Now the question seems to be nontrivial even if we only mean fooling at infinitely many ${n}$. In the above example where ${R_n}$ is made by alternating ${P_n}$ and ${Q_n}$, it is conceivable that a meld could probabilistically “learn” which type of adversarial polytope it is on, and then switch to the other policy.

## Open Problems

Solve the question that was raised—it may be easy. Or work on more complex pivoting rules. Is there a randomized rule ${Z}$ that works in expected polynomial time for all sequences of programs?

Note that many basic questions about linear programming are still wide open. Earlier we blogged about the surprising refutation of Warren Hirsch’s conjecture that there would always exist a path to an optimum vertex in ${r}$ or fewer steps.

It is commonly known that linear programming belongs to ${\mathsf{P}}$, but this presumes that the number of bits needed to specify the coefficients factors into the input length. No algorithm is known that runs in time polynomial in ${n}$ and ${r}$ in a computation model with unit-cost arithmetic—whether one exists is Smale’s ninth problem.

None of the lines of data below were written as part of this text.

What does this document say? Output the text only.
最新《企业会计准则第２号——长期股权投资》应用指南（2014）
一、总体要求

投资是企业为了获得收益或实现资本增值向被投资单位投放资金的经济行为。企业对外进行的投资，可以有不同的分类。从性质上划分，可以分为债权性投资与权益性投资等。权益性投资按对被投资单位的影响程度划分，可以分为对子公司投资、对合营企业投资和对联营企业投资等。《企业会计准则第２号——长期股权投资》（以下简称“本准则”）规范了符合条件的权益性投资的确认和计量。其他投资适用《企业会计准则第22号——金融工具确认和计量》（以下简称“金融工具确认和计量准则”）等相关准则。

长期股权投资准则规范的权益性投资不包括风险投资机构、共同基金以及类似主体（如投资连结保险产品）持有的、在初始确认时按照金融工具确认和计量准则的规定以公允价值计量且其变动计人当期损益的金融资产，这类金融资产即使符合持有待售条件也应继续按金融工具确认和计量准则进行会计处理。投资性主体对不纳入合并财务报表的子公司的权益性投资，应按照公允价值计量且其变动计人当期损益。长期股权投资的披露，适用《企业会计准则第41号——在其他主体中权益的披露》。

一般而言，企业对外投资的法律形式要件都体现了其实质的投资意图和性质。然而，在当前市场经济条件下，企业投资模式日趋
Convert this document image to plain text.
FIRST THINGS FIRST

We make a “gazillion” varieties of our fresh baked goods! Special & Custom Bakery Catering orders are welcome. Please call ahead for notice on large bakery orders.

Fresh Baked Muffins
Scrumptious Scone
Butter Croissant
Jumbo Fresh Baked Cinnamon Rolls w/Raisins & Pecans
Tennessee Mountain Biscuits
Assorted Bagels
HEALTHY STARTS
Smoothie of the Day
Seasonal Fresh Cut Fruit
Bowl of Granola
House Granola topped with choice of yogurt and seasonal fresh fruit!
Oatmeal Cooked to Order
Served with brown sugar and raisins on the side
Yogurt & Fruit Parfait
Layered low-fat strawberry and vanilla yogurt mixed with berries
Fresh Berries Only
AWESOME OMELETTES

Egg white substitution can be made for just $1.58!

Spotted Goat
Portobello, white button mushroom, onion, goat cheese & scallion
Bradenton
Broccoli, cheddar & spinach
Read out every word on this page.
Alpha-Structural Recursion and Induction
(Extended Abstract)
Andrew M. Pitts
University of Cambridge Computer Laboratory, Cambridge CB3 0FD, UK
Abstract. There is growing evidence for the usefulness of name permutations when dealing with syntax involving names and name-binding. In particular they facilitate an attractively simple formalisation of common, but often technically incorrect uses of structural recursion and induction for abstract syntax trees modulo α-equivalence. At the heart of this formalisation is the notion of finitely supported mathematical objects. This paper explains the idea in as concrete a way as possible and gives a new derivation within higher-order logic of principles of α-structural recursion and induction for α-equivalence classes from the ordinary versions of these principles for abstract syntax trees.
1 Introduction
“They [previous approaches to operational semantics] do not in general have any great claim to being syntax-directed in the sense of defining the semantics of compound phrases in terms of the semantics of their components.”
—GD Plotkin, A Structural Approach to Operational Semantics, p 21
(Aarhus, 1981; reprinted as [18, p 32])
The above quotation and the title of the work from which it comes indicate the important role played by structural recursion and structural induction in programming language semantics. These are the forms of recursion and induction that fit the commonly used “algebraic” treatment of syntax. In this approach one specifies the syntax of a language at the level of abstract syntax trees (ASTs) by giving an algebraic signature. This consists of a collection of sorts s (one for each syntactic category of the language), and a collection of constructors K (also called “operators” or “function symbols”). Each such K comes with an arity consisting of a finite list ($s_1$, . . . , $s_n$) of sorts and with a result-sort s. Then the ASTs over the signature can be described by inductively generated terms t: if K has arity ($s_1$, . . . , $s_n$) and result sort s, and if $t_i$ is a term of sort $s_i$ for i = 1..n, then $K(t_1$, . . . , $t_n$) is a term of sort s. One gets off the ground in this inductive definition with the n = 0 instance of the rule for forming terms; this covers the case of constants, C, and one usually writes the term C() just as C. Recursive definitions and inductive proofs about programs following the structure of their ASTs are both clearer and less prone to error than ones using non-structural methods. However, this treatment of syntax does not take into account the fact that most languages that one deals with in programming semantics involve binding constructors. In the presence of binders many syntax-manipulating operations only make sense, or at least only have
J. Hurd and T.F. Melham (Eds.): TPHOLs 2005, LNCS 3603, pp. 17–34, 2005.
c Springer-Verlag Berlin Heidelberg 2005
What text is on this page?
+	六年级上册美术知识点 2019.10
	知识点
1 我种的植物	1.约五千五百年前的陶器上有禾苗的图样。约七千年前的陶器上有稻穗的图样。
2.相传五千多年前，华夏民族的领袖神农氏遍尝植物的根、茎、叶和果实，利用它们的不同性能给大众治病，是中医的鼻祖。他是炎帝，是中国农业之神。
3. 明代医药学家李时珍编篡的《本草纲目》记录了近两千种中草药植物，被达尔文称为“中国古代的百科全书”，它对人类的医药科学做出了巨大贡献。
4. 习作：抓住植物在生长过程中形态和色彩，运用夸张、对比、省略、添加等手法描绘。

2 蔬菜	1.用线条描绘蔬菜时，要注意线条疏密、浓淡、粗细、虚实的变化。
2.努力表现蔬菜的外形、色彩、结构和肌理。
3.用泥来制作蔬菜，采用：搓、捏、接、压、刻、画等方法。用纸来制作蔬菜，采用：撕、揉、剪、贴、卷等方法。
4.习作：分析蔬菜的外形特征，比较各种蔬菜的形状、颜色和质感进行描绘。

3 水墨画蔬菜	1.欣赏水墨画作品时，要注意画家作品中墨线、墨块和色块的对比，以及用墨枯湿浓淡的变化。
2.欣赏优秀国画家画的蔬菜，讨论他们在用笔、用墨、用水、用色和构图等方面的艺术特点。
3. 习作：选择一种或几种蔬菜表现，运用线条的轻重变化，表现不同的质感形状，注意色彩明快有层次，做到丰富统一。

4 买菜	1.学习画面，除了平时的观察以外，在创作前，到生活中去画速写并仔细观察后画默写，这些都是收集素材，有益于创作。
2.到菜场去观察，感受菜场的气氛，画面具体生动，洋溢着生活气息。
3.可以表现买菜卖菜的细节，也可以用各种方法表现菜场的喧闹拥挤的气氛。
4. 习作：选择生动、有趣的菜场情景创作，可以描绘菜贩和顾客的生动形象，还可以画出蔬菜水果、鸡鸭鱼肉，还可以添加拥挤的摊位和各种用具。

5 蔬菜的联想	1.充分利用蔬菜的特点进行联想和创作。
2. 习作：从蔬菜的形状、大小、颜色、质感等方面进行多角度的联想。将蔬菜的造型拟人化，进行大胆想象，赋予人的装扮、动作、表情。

1. November 23, 2011 5:13 pm

The results of Oliver, Thomas, and Uri are truly wonderful and so is the connection with various classes of stochastic games.

November 24, 2011 6:59 am

“…, but this presumes that the number of bits needed to specify the coefficients factors into the input length.” ?
… is unlimited ?

November 24, 2011 3:31 pm

Why isn’t $R_{n^2} = P_n \times Q_n$ the answer to the problem (gives an infinte number of problems)?
If rule $X$ could solve the $R_n$ in less than $2^{n^\alpha}$ steps, it would also solve $P_n$ as a side result in less than $2^{n^\alpha}$ steps.
Hence, we could speed up rule $X$ by making problems larger. Are there reasons, why this property should be unrealisitic?

So, we can argue analogously for strategy $Y$. Hence we cannot solve $R_{n^2}$ in less than $2^{n^\alpha}$ steps. So we cannot solve $R_n$ in less than $2^{n^\beta}$ steps with $\beta = \frac{\alpha}{2}$.

This solution looks a bit trivial, so what am I missing?

If I am not mistaken, it should also be true that if $(p_1, q_1), (p_2, q_2)$ are adjacent vertices of $P_n \times Q_n$, then $p_1, p_2$ should be adjacent vertices of $P_n$ and similarly for $Q_n$. So we are actually only making the problem larger in a very specific way.

Uhh.. just noticed: Taking the product of two polytopes only adds the number of variables and constraints. So its $R_{2n} = P_n \times Q_n$. And we can even find better bounds on $\beta$.